Procédure devant la cour :
Par une requête, enregistrée le 10 janvier 2018, la société Hélio Fonds Caraïbes, représentée par Me A..., demande à la cour :
1°) d'annuler ce jugement du tribunal administratif de la Guadeloupe du 23 novembre 2017 ;
2°) d'annuler l'arrêté du 22 février 2016 du préfet de la Guadeloupe et la décision portant rejet du recours gracieux du 16 juin 2016 susmentionnés ;
3°) d'enjoindre au préfet de la Guadeloupe de lui délivrer le permis de construire sollicité dans le délai de trente jours à compter de la notification de l'arrêt à intervenir sous astreinte de 500 euros par jour de retard ; à défaut, de statuer à nouveau sur la demande dans le délai de deux mois sous astreinte de 500 euros par jour de retard ;
4°) de mettre à la charge de l'Etat la somme de 2 000 euros sur le fondement de l'article L. 761-1 du code de justice administrative.
Elle soutient que :
- le jugement attaqué est insuffisamment motivé, en méconnaissance de l'article L. 9 du code de justice administrative ;
- contrairement à ce qu'a retenu le tribunal, elle justifie d'un intérêt à agir dès lors que l'arrêté attaqué a été adressé à sa société mère, la société Quadran, et concerne un terrain dont elle est devenue elle-même propriétaire suite à la convention de transfert de droits signée le 20 juin 2016 avec la société mère ; ainsi venant aux droits de la société Quadran, elle est seule à même de contester l'arrêté de refus de permis de construire ;
- le projet d'installation de centrales photovoltaïques ne constitue pas une opération d'aménagement et d'urbanisme au sens de l'article L. 300-1 et de l'article R. 300-1 du code de l'urbanisme ; dès lors contrairement au premier motif de refus retenu par le préfet, la commission départementale de consommation des espaces agricoles (CDCEA) devenue commission départementale de la préservation des espaces naturels agricoles et forestiers (CDPENAF) qui doit en vertu de l'article L. 181-12 du code rural rendre un avis conforme sur certains projets, n'avait pas à être consultée ni à donner un avis favorable au projet ; à tout le moins le préfet aurait dû constater que l'avis négatif de cette commission dont la motivation est reprise à son compte par le préfet était irrégulier et ainsi l'écarter ;
- le plan d'occupation des sols opposé au projet est entaché de caducité dès lors qu'aucune procédure de révision du plan d'occupation des sols (POS) n'est intervenue avant le 31 décembre 2015 ; dès lors seules les dispositions du règlement national d'urbanisme (RNU) sont applicables lesquelles ne s'opposent pas à l'implantation d'une centrale photovoltaïque sur le lieu-dit Petite Place de la commune ;
- en tout état de cause, le projet respecte le POS précité dès lors que la zone NDb où il se situe, si elle est destinée aux équipements éoliens, n'interdit pas d'autres équipements techniques ; en outre les équipements techniques, sans autre précision sont autorisés plus généralement par l'article qui concerne l'ensemble de la zone ND1 ; enfin l'article ND1§ II B du POS n'exclut pas les centrales photovoltaïques ; dès lors ce type d'installations techniques est autorisé dans ce secteur.

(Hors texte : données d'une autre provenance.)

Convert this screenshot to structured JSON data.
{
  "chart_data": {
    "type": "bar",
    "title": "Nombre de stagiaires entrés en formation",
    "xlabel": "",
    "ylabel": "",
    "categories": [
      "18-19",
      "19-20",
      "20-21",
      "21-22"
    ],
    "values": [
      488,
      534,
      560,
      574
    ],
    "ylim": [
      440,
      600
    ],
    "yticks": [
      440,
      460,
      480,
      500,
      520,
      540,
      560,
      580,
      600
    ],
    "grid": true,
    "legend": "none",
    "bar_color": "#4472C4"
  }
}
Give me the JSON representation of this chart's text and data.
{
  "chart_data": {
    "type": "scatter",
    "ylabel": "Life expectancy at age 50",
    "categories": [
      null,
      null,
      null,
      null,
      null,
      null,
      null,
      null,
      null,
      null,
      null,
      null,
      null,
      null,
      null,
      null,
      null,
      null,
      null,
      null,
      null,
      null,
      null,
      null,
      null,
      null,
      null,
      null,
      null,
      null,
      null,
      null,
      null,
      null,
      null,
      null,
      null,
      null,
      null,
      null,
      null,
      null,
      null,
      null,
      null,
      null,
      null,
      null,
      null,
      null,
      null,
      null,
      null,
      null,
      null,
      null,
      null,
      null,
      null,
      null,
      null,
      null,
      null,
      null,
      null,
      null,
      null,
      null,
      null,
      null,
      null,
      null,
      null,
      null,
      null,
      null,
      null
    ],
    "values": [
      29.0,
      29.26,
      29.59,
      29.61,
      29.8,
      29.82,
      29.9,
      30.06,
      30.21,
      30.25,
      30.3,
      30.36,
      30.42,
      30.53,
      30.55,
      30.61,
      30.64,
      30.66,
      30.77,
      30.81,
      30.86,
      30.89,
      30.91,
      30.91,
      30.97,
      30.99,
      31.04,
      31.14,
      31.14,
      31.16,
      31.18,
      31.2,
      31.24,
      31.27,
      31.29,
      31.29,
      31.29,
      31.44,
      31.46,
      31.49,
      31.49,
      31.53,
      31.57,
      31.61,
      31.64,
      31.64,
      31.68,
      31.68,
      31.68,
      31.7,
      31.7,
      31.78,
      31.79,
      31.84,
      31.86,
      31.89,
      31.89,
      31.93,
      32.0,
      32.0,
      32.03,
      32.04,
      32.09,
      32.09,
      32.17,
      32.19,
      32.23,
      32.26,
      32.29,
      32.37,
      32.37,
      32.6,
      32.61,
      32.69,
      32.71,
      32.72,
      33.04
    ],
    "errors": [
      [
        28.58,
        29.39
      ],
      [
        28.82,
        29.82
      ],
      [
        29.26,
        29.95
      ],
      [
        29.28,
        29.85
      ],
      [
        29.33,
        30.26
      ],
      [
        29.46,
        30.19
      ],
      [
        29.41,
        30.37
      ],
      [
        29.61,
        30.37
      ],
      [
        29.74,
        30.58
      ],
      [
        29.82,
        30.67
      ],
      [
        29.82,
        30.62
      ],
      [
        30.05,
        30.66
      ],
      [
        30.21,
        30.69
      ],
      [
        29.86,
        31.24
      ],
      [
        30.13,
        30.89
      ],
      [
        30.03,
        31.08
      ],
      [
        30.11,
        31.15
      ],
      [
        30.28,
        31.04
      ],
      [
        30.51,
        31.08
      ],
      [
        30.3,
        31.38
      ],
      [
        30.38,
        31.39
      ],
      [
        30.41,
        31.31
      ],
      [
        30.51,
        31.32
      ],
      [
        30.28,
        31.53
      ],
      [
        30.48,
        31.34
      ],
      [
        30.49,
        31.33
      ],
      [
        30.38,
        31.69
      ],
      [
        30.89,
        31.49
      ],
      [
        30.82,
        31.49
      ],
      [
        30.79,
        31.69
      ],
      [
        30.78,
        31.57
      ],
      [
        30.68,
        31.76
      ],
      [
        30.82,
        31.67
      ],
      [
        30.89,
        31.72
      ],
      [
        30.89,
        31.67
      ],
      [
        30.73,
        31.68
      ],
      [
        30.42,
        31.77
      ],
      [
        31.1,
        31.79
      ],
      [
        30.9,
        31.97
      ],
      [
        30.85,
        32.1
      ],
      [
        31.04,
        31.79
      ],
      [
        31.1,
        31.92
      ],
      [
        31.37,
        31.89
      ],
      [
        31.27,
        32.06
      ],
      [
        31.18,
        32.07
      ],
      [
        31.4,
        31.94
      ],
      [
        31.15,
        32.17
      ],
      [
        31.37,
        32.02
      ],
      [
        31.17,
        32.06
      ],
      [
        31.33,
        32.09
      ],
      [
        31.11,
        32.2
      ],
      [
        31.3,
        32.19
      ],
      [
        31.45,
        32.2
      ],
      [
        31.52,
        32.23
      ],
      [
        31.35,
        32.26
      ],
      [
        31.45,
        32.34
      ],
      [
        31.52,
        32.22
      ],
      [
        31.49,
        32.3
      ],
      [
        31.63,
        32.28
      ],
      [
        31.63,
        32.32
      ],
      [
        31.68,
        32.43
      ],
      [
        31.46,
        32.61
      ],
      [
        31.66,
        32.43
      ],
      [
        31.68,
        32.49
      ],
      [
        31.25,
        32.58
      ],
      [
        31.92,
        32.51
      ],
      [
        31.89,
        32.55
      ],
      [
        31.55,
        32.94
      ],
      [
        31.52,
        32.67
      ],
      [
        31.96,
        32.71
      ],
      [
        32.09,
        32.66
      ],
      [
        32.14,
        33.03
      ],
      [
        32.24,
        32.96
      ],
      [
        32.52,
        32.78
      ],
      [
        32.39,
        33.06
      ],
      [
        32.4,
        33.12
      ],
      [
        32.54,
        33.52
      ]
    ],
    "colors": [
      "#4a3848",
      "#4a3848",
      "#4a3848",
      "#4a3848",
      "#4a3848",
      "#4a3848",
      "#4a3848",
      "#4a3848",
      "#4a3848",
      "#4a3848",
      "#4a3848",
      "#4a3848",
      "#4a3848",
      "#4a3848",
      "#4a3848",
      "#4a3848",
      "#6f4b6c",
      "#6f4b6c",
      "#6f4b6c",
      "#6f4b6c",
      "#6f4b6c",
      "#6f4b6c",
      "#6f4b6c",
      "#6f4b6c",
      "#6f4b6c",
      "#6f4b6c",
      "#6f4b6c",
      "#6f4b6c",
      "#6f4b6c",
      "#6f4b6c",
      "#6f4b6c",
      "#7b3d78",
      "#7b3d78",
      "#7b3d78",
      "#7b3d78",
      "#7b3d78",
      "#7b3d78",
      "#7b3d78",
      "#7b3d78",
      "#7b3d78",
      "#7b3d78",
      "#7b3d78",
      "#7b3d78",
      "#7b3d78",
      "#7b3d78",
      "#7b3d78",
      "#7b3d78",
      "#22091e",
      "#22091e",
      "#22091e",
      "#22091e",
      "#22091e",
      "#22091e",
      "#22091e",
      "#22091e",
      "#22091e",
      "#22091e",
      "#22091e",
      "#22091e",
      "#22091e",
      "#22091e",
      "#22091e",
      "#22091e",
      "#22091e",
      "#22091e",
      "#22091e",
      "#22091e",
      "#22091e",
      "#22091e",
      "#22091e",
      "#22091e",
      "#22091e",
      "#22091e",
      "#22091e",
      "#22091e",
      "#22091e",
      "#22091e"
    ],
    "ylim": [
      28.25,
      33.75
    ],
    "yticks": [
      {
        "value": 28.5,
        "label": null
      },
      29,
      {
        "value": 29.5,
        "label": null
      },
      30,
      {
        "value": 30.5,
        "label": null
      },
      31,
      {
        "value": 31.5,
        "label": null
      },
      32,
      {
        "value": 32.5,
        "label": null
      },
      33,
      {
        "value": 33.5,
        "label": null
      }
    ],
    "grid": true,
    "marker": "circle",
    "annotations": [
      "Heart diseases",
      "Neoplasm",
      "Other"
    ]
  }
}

Par un mémoire en défense, enregistré le 19 septembre 2019, le ministre de la cohésion des territoires et des relations avec les collectivités territoriales conclut au rejet de la requête.
Il s'en remet au mémoire produit par le préfet de la Guadeloupe en première instance, enregistré par le tribunal administratif de la Guadeloupe le 14 décembre 2016.
Par ordonnance du 20 septembre 2019, la clôture d'instruction a été fixée au 12 novembre 2019 à 12 heures.
Vu les autres pièces du dossier.
Vu :
- le code rural et de la pêche maritime ;
- le code de l'urbanisme ;
- le code de justice administrative.
Les parties ont été régulièrement averties du jour de l'audience.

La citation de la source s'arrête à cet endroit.